What is the difference between this movie and the video game that it adapts from? Well, moviegoers can only see the game being played as opposed to playing it in the movie version, while they can do both in the video game version. Nothing is lost in the translation from video to film. Unfortunately, nothing is developed to give the film version a life of its own other than putting a cast of flesh-and-blood actors in place of the CGI characters. Little to no explanation is provided for every event that takes place. The story, if any, is as dead as the zombie-like flesh-eaters that populate the facility, with several extremely short jolts of life at the anticipations of killing off another human character.
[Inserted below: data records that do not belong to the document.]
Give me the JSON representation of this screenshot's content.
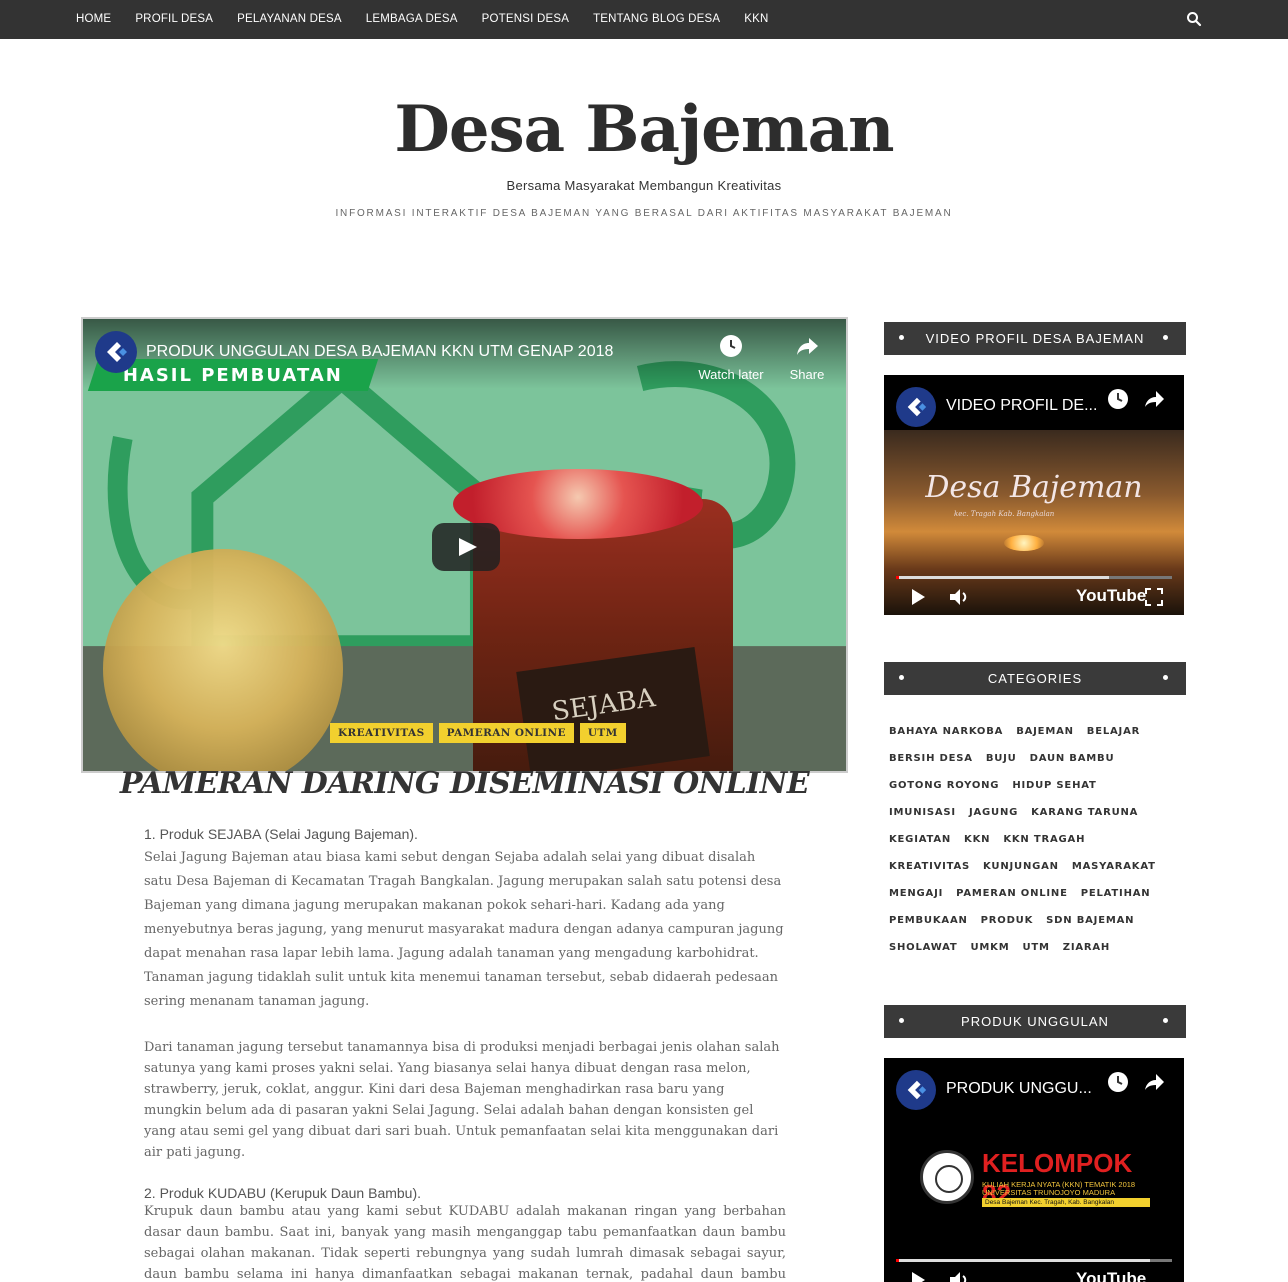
{
  "nav": {
    "items": [
      "HOME",
      "PROFIL DESA",
      "PELAYANAN DESA",
      "LEMBAGA DESA",
      "POTENSI DESA",
      "TENTANG BLOG DESA",
      "KKN"
    ],
    "search_icon": "search-icon"
  },
  "header": {
    "title": "Desa Bajeman",
    "tagline": "Bersama Masyarakat Membangun Kreativitas",
    "description": "INFORMASI INTERAKTIF DESA BAJEMAN YANG BERASAL DARI AKTIFITAS MASYARAKAT BAJEMAN"
  },
  "main_video": {
    "title": "PRODUK UNGGULAN DESA BAJEMAN KKN UTM GENAP 2018",
    "banner": "HASIL PEMBUATAN",
    "watch_later": "Watch later",
    "share": "Share",
    "jar_label": "SEJABA"
  },
  "post": {
    "tags": [
      "KREATIVITAS",
      "PAMERAN ONLINE",
      "UTM"
    ],
    "title": "PAMERAN DARING DISEMINASI ONLINE",
    "heading1": "1. Produk SEJABA (Selai Jagung Bajeman).",
    "para1": "Selai Jagung Bajeman atau biasa kami sebut dengan Sejaba adalah selai yang dibuat disalah satu Desa Bajeman di Kecamatan Tragah Bangkalan. Jagung merupakan salah satu potensi desa Bajeman yang dimana jagung merupakan makanan pokok sehari-hari. Kadang ada yang menyebutnya beras jagung, yang menurut masyarakat madura dengan adanya campuran jagung dapat menahan rasa lapar lebih lama. Jagung adalah tanaman yang mengadung karbohidrat. Tanaman jagung tidaklah sulit untuk kita menemui tanaman tersebut, sebab didaerah pedesaan sering menanam tanaman jagung.",
    "para2": "Dari tanaman jagung tersebut tanamannya bisa di produksi menjadi berbagai jenis olahan salah satunya yang kami proses yakni selai. Yang biasanya selai hanya dibuat dengan rasa melon, strawberry, jeruk, coklat, anggur. Kini dari desa Bajeman menghadirkan rasa baru yang mungkin belum  ada di pasaran yakni Selai Jagung. Selai adalah bahan dengan konsisten gel yang atau semi gel yang dibuat dari sari buah. Untuk pemanfaatan selai kita menggunakan dari air pati jagung.",
    "heading2": "2. Produk KUDABU (Kerupuk Daun Bambu).",
    "para3": "Krupuk daun bambu atau yang kami sebut KUDABU adalah makanan ringan yang berbahan dasar daun bambu. Saat ini, banyak yang masih menganggap tabu pemanfaatkan daun bambu sebagai olahan makanan. Tidak seperti rebungnya yang sudah lumrah dimasak sebagai sayur, daun bambu selama ini hanya dimanfaatkan sebagai makanan ternak, padahal daun bambu memiliki banyak kandungan yang bermanfaat bagi kesehatan. Bahkan, di China dan Amerika sudah lama menjadikan daun bambu menjadi teh."
  },
  "sidebar": {
    "video_profile": {
      "widget_title": "VIDEO PROFIL DESA BAJEMAN",
      "video_title": "VIDEO PROFIL DE...",
      "brand": "Desa Bajeman",
      "brand_sub": "kec. Tragah Kab. Bangkalan",
      "youtube": "YouTube",
      "progress_loaded": 0.77
    },
    "categories": {
      "widget_title": "CATEGORIES",
      "items": [
        "BAHAYA NARKOBA",
        "BAJEMAN",
        "BELAJAR",
        "BERSIH DESA",
        "BUJU",
        "DAUN BAMBU",
        "GOTONG ROYONG",
        "HIDUP SEHAT",
        "IMUNISASI",
        "JAGUNG",
        "KARANG TARUNA",
        "KEGIATAN",
        "KKN",
        "KKN TRAGAH",
        "KREATIVITAS",
        "KUNJUNGAN",
        "MASYARAKAT",
        "MENGAJI",
        "PAMERAN ONLINE",
        "PELATIHAN",
        "PEMBUKAAN",
        "PRODUK",
        "SDN BAJEMAN",
        "SHOLAWAT",
        "UMKM",
        "UTM",
        "ZIARAH"
      ]
    },
    "produk": {
      "widget_title": "PRODUK UNGGULAN",
      "video_title": "PRODUK UNGGU...",
      "kelompok": "KELOMPOK 82",
      "line1": "KULIAH KERJA NYATA (KKN) TEMATIK 2018",
      "line2": "UNIVERSITAS TRUNOJOYO MADURA",
      "line3": "Desa Bajeman  Kec. Tragah, Kab. Bangkalan",
      "youtube": "YouTube",
      "progress_loaded": 0.92
    }
  },
  "colors": {
    "nav_bg": "#333333",
    "widget_bg": "#3a3a3a",
    "tag_bg": "#f2d02e"
  }
}
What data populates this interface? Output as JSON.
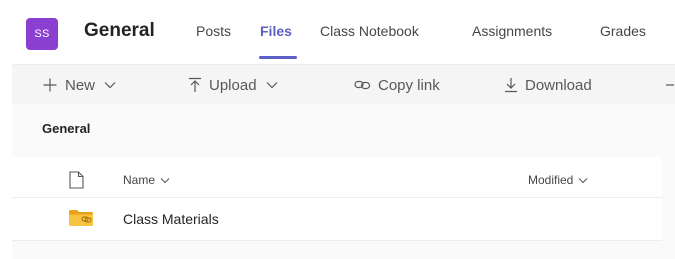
{
  "team": {
    "avatar_initials": "SS",
    "name": "General",
    "avatar_color": "#8b3fd1"
  },
  "tabs": [
    {
      "label": "Posts",
      "active": false
    },
    {
      "label": "Files",
      "active": true
    },
    {
      "label": "Class Notebook",
      "active": false
    },
    {
      "label": "Assignments",
      "active": false
    },
    {
      "label": "Grades",
      "active": false
    }
  ],
  "toolbar": {
    "new_label": "New",
    "upload_label": "Upload",
    "copy_link_label": "Copy link",
    "download_label": "Download"
  },
  "breadcrumb": "General",
  "list": {
    "columns": {
      "name": "Name",
      "modified": "Modified"
    },
    "rows": [
      {
        "name": "Class Materials",
        "type": "folder",
        "modified": ""
      }
    ]
  },
  "colors": {
    "accent": "#5b5fc7",
    "folder": "#f8c340"
  }
}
The only entertaining aspect is the sheer graphical violence designed to appeal to hardcore horror movie fans. Every gory action, human dismemberment, visual imagery is crafted solely to scare rather than to tell its own story. The acting is nothing more than just responses to them. None of the characters can be related to. Aside from their names, nothing is known about them. Nor are there any distinct personalities in any of them. Jovovich simply looks pretty. Her facial expressions are stone cold. Rodriguez is neither fast nor furious. But she gripes constantly, be it her colleagues’ manliness or her outlook on life. The rest of the cast are one-dimensional, in character, performance and dialogue.
The conclusion leaves an open ending, suggesting a possible sequel. It is doubtful anyone will remember “Resident Evil” if its sequel comes out. In the end, the lesson one can learn is that ultra-violent video games can make scary movies without telling a definite story. So when are they going to do a film version of “Doom”?